21/06/2015 10:08 · by karmaka · in carbonaceous chondrite, CI, CM, CV, presolar grains, radiometric dating

Christoph Burkhardt, Maria Schönbächler

Icarus
In Press, Accepted Manuscript, Available online 20 June 2015

The progressive dissolution of the carbonaceous chondrites Orgueil (CI1), Murchison (CM2) and Allende (CV3) with acids of increasing strength reveals correlated W isotope variations ranging from 3.5 ε182W and 6.5 ε183W in the initial leachate (acetic acid) to –60 ε182W and –40 ε183W in the leachate residue. The observed variations are readily explained by variable mixing of s-process depleted and s-process enriched components. One W s-process carrier is SiC, however, the observed anomaly patterns and mass-balance considerations require at least on additional s-process carrier, possibly a silicate or sulfide. The data reveal well-defined correlations, which provide a test for s-process nucleosynthesis models. The correlations demonstrate that current models need to be revised and highlight the need for more precise W isotope data of SiC grains. Furthermore the correlations provide a mean to disentangle nucleosynthetic and radiogenic contributions to 182W (ε182Wcorrected= ε182Wmeasured –(1.41±0.05) × ε183Wmeasured; ε182Wcorrected= ε182Wmeasured –(–0.12±0.06) × ε184Wmeasured), a prerequisite for the successful application of the Hf-W chronometer to samples with nucleosynthetic anomalies.

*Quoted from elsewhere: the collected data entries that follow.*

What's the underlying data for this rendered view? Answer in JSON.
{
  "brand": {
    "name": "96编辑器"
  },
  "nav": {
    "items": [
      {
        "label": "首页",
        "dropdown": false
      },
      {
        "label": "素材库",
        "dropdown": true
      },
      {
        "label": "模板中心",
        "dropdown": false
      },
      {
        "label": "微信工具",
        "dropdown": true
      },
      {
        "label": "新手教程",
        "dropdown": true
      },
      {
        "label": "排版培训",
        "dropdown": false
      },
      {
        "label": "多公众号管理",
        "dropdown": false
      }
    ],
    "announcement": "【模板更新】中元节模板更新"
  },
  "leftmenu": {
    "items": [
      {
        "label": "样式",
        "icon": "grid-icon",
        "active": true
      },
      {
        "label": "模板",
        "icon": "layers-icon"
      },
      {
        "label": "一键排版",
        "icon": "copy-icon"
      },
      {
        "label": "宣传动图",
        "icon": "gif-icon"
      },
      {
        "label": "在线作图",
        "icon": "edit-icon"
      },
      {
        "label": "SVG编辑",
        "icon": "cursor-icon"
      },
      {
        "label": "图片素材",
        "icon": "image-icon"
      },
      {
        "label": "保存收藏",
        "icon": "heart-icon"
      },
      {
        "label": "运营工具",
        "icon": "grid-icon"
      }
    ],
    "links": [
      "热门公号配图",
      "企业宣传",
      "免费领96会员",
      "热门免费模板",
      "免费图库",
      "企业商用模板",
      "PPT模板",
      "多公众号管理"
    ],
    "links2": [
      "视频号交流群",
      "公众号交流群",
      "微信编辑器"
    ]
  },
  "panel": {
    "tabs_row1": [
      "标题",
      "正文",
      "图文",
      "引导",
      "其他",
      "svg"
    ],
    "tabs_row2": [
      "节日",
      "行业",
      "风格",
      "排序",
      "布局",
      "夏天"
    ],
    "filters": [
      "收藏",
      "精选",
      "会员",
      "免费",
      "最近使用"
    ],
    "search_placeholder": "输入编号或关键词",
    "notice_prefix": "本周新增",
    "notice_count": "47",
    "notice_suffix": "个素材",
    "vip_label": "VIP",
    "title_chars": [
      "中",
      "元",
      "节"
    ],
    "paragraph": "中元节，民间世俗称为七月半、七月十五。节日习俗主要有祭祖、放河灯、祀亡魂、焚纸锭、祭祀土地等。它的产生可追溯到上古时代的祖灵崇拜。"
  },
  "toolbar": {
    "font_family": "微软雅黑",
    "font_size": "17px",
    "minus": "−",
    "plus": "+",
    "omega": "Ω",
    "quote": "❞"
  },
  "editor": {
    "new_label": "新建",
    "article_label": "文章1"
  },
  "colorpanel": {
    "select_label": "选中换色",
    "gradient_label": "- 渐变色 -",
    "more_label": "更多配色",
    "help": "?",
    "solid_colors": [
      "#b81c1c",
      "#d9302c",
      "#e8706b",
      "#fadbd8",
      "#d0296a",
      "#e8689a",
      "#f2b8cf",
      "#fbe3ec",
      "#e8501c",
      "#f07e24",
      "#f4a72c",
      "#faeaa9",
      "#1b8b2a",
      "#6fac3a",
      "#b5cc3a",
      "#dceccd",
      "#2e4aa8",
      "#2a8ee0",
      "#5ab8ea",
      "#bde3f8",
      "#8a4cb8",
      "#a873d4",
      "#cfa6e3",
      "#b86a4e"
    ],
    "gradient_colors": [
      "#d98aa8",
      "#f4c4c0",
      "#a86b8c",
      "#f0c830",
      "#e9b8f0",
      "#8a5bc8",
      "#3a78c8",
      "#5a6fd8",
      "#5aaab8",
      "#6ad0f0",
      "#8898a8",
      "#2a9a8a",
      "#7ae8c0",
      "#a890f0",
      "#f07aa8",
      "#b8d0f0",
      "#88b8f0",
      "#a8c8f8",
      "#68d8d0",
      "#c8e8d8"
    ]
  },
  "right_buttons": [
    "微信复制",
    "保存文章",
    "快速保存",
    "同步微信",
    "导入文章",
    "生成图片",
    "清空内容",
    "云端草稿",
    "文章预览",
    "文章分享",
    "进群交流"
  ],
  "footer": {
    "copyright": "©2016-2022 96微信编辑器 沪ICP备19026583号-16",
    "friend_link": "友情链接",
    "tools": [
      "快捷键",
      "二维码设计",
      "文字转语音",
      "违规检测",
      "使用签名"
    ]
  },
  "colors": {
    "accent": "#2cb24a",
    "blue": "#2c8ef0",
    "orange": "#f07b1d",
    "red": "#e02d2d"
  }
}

The overall magnitude of the W isotope variations decreases in the order CI1>CM2>CV3. This can be interpreted as the progressive thermal destruction of an initially homogeneous mixture of presolar grains by parent-body processing. However, not only the magnitude but also the W anomaly patterns of the three chondrites are different. In particular leach step 2, that employs nitric acid, reveals a s-deficit signature for Murchison, but a s-excess for Orgueil and Allende. This could be the result of redistribution of anomalous W into a new phase by parent-body alteration, or, the fingerprint of dust processing in the solar nebula. Given that the thermal and aqueous alteration of Murchison is between the CI and CV3 chondrites, parent-body processing is probably not the sole cause for creating the different patters. Small-scale nebular redistribution of anomalous W may have played a role as well. Similar nebular processes possibly acted differently on specific carrier phases and elements, resulting in the diverse nucleosynthetic signatures observed in planetary materials today.